For Alvin Hussey, brand partnerships director, The Hook, the majority of collected data is focussed around comedy: “We try to put up as many original videos as possible so we can harness them and understand how they’re being received, because next week it might not be as popular as this week,” he told the panel.
“We’re focusing on original series formats for a number of platforms and are really using data to work out what we should put our time and effort into. It’s about this process of constant feedback and making it a core part of our business. Delivering the right content at the wrong time can make it irrelevant.”
Sarraille added that because the roles of the media and consumers have changed, people are engaged yet very critical: “Society is changing around them and if you don’t have that data you wont be enable to create something exciting and meaningful for them.

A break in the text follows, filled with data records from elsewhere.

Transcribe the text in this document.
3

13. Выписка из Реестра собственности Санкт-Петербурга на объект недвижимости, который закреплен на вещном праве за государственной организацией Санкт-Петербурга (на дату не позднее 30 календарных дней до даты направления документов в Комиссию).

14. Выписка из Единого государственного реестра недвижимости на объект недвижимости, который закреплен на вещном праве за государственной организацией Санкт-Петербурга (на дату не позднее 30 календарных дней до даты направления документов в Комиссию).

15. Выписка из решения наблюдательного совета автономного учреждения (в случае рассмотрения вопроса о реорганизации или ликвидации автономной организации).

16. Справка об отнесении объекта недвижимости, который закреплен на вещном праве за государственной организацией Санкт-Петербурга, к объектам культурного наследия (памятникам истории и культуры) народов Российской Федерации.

“If there’s a creative idea behind something and you really know your audience, you can tell a better story across all the platforms. Nowadays it’s not good enough to have a great idea; you need to understand how people are going to embrace this idea and have a reaction to it.”
Mic Conetta, head of CRM at Arsenal FC, agreed that data is the currency that really drives value for the business, and helps to build a proposition that is attractive to commercial partners: “It depends on demographic, and the younger generation are more aware of the value their data has,” he observed. “It’s going to be interesting to identify the balance between the generation who are fearful or wary of data harvesting, and the generation who really want to see something in return for their data.”